37.

Vita nel Chianti

1996

Olio su cartone intelato, cm 50×70.
In basso a destra: Tirinnanzi.
Provenienza: raccolta privata, Monaco di Baviera; raccolta privata, Firenze.

Esposizioni: Nino Tirinnanzi. Tante vite e infine una, a cura di G. Faccenda, Palazzo Sacrati Strozzi, Firenze, 21 dicembre 2022-21 gennaio 2023, riprodotto in cat. p. 107, n. 46.

Nel Catalogo Generale delle Opere, primo volume, del 2015, cit., p. 9: «Ricordo una conversazione estiva con Mario Tobino, mentre rubavamo l’ombra ai muri risalendo la via Vecchia Fiesolana. A un certo punto, guardando la città che si distende oltre gli ulivi, il viso dello scrittore assunse una smorfia irrequieta e lui sospirò parole di una malinconia amara: «Non credere che Firenze abbia costretto all’esilio soltanto chi se ne è andato, perché è accaduta la stessa cosa anche a chi vi è rimasto.

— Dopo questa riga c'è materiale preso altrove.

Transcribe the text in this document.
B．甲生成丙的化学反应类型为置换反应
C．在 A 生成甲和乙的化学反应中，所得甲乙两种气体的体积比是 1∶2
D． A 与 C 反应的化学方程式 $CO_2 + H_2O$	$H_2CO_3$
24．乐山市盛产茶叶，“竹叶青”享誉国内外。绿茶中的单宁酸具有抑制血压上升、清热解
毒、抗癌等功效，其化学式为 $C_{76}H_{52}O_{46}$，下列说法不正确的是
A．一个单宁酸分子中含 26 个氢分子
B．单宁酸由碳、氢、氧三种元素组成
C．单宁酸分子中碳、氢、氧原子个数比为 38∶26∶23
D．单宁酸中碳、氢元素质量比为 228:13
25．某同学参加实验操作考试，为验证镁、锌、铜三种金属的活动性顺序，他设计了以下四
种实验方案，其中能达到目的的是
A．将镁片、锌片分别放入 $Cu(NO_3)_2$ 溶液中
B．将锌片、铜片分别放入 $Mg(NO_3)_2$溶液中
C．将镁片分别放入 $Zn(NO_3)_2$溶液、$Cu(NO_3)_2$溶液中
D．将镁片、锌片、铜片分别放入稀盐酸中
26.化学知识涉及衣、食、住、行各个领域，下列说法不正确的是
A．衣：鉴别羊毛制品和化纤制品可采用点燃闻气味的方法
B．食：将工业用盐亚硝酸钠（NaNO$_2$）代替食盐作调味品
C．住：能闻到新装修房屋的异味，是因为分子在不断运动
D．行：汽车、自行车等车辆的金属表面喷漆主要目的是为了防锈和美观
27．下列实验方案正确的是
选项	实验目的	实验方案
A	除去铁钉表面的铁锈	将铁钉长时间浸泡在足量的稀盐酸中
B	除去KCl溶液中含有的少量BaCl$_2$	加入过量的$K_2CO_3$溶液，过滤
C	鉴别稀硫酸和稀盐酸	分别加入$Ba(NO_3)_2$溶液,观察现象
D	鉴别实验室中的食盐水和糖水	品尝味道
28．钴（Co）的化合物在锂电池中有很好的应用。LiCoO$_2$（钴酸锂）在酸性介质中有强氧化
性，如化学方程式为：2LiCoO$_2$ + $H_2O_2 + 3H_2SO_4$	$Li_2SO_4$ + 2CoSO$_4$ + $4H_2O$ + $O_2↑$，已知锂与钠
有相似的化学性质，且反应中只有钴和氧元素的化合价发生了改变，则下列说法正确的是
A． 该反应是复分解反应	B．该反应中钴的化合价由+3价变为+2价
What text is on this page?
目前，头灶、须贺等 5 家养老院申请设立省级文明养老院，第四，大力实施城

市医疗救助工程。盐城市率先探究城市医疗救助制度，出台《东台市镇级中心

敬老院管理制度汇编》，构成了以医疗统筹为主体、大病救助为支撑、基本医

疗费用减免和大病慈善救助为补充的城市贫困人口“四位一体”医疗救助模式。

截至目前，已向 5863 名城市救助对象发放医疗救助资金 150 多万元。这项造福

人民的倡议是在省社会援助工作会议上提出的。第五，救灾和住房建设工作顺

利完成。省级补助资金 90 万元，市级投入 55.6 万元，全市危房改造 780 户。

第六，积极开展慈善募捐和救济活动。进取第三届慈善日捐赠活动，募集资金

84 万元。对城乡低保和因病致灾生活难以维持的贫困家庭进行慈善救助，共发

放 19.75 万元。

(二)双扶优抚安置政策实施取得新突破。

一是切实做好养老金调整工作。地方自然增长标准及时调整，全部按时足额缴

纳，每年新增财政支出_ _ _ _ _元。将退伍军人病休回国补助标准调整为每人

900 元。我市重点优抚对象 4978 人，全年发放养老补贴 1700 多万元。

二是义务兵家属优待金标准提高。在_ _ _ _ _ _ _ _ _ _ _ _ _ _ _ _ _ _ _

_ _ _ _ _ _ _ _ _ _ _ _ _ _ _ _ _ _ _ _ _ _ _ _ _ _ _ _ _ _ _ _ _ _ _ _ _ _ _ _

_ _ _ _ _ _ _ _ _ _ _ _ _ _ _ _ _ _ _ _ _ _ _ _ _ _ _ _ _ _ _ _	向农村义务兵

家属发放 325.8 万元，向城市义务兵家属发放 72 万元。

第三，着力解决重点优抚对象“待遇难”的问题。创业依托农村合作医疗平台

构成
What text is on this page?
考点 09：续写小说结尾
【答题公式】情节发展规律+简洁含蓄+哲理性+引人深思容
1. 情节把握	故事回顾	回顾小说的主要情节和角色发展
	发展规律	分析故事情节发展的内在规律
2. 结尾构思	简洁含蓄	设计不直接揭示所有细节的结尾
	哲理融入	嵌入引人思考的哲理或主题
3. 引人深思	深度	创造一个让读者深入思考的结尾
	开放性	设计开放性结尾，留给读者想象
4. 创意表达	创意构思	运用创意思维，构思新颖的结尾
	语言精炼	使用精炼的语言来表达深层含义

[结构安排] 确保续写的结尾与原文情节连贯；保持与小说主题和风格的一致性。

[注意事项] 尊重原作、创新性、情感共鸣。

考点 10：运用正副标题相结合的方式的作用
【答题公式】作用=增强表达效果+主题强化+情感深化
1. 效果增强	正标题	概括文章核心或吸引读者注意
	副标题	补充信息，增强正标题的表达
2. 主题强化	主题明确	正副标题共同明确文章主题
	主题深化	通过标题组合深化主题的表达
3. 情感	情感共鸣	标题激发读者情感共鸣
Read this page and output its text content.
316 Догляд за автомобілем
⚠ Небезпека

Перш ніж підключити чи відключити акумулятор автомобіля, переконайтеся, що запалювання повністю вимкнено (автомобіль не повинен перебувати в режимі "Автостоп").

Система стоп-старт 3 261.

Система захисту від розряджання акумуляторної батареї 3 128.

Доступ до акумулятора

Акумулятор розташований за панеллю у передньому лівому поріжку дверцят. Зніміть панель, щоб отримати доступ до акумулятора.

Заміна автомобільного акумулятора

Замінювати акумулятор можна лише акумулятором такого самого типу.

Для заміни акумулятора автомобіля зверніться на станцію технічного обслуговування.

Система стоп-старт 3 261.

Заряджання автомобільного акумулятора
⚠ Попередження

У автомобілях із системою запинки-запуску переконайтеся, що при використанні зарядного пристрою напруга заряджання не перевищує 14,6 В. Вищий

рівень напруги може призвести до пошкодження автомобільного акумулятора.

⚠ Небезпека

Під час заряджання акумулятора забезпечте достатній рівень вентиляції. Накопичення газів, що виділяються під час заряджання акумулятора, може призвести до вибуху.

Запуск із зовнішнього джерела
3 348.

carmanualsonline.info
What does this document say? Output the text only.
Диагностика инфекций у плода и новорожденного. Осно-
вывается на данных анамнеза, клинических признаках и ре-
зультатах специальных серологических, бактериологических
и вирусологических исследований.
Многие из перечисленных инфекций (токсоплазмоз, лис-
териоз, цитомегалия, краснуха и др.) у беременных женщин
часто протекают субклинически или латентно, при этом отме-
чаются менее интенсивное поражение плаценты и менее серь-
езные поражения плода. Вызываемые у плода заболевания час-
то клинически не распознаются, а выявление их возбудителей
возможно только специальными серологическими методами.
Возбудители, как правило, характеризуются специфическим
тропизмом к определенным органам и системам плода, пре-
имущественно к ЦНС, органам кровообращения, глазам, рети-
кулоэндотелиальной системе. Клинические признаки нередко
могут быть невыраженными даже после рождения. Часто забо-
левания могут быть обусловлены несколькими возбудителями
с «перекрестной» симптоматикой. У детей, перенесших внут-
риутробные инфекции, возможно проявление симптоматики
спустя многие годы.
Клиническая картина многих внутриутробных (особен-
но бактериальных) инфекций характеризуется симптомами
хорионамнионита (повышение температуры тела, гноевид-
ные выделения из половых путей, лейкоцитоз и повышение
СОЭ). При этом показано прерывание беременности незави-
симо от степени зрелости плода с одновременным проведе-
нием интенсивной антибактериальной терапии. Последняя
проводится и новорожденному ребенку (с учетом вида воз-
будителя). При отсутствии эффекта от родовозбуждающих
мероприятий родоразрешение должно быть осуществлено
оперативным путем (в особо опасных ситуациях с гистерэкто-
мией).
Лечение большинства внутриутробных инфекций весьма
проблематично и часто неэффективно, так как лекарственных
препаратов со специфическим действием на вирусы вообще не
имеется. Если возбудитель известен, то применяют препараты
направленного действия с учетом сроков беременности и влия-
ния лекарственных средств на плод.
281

Uguale, infatti, è stata l’emarginazione, la solitudine, la gelida indifferenza. Pensa a un pittore come Tirinnanzi: incompreso, svilito, confuso, per quello che ha fatto e per come lo ha fatto meriterebbe davvero un premio alla resistenza. E certo non basterebbe».

Già, perché altro, oggi, è il debito da saldare con questo protagonista della «Generazione del Venti» e della pittura italiana del secondo Novecento, uno dei pochi, autentici punti di riferimento in una stagione avara di ingegni e di bella pittura. Così, mentre mi accingo a concludere la mia sommaria riflessione, realizzo di non aver detto che il minimo indispensabile sulla rarefatta ricercatezza dei suoi ritratti e delle sue nature morte, dei paesaggi, dei vicoli, delle misteriose strade che piegano sempre verso una curva, dietro la quale, sovente, un gruppo di ragazzi gioca spensierato. Forse il Tirinnanzi più noto. Quello delle beatitudini del paesaggio toscano, ma anche dell’infinito fascino dell’Oriente. Il pittore che non si è fermato a Rosai. E neppure a Firenze.»